Before I reveal my #1 favorite, here are some Honorable Mentions … 

Fright Night” (2011) 

The Babadook” 





#1 “The Conjuring 2” (2016) 

Back in 2013, “The Conjuring” made a big impact, launched several spin-off films, imitators and is regarded as a small classic of the modern era. However, while I thought the first was very well constructed, it just didn’t stick with me as either a frightening or memorable experience. 
By contrast, it’s 2016 sequel “The Conjuring 2” scared me senseless, and has stuck with me as one of the better films in the haunted house genera.

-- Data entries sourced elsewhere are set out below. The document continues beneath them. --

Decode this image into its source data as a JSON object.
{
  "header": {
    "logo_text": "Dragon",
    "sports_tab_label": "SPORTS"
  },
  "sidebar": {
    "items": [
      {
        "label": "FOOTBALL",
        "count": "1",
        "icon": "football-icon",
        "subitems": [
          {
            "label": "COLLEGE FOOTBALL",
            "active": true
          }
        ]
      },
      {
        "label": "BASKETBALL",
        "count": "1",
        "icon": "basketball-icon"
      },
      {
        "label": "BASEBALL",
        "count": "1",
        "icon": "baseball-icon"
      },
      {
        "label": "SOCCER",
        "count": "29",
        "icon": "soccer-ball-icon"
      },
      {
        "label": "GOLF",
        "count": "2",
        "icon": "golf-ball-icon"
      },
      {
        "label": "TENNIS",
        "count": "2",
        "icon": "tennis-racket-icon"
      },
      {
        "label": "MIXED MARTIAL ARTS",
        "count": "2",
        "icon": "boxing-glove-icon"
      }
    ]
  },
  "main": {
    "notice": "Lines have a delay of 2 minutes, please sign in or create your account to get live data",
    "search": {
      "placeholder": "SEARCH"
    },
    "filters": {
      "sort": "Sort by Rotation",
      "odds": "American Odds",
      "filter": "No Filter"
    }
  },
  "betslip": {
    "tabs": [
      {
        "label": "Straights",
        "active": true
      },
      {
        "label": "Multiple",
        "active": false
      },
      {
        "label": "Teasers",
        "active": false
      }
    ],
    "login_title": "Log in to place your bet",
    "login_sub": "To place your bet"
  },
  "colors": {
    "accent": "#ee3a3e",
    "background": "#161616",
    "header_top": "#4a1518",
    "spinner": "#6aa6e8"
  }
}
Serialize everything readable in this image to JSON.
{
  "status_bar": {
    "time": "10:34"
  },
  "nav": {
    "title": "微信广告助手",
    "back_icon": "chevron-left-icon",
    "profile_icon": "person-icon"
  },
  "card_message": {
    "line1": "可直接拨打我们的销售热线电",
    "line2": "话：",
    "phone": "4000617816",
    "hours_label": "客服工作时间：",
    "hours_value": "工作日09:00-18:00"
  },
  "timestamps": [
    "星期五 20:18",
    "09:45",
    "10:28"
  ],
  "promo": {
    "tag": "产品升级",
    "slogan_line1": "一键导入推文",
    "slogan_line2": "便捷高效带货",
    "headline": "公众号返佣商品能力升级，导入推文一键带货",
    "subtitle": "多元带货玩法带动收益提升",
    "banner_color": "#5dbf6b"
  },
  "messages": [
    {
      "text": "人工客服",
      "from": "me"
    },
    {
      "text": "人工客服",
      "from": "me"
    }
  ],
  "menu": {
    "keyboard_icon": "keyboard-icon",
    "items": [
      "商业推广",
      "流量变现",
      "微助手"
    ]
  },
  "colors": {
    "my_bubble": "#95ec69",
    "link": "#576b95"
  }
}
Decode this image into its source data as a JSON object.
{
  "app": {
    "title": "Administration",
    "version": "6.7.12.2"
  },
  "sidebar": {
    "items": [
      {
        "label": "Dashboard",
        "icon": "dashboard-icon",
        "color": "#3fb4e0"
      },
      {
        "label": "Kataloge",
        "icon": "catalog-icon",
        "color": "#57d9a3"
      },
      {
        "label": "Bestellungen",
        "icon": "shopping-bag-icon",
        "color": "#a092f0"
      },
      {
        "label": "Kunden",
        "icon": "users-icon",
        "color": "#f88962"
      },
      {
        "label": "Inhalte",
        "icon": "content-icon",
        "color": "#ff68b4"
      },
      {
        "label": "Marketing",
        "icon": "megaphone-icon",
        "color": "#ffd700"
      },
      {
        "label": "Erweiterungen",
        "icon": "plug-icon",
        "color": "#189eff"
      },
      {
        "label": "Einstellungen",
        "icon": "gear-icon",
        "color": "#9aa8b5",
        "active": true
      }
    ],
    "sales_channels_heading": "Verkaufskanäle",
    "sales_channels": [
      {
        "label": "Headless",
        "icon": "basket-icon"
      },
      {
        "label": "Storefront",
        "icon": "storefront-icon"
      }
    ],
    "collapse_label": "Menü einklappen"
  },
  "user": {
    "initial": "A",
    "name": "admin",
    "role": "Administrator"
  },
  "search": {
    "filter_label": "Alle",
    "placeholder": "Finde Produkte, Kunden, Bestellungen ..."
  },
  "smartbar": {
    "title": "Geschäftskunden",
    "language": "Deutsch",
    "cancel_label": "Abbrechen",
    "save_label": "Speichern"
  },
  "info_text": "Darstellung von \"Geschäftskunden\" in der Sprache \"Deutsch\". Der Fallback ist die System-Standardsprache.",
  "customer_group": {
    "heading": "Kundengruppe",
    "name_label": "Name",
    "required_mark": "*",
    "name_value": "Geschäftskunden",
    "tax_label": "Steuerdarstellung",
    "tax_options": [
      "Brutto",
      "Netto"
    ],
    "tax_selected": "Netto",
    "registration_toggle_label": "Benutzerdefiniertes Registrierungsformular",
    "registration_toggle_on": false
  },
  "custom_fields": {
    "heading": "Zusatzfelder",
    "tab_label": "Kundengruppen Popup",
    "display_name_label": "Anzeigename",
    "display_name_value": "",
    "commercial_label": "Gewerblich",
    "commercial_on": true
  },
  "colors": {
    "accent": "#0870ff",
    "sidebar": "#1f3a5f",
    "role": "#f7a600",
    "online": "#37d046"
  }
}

The premise is very similar to the first, as it revolves around a family haunted by vengeful spirits, and two paranormal investigators are sent by the church to dispel the demons plaguing their house. James Wan proves once again to be one of the greatest horror filmmakers of our time, as he takes old haunted house clichés and gives them a tense new edge. If you think too hard, you’ll find plenty of details to pick at, but as an experience, this film builds a relentlessly haunting atmosphere, tells a very competent ghost story. It’s also chalk full of memorable visuals, like the rocking chair, and new characters like The Crooked Man. It’s one of those scary movies that still leaves a cold chill in the air after it ends. The most unsettling moment of all is a nightmare involving a painting of a scary nun. The performances are all solid, especially from child actress Madison Wolfe, who’s portrayal of the real-life Janet Hodgson is one of the best the horror genera has to offer. In my opinion, her performances rivals that of the original Exorcist, which I don’t say lightly.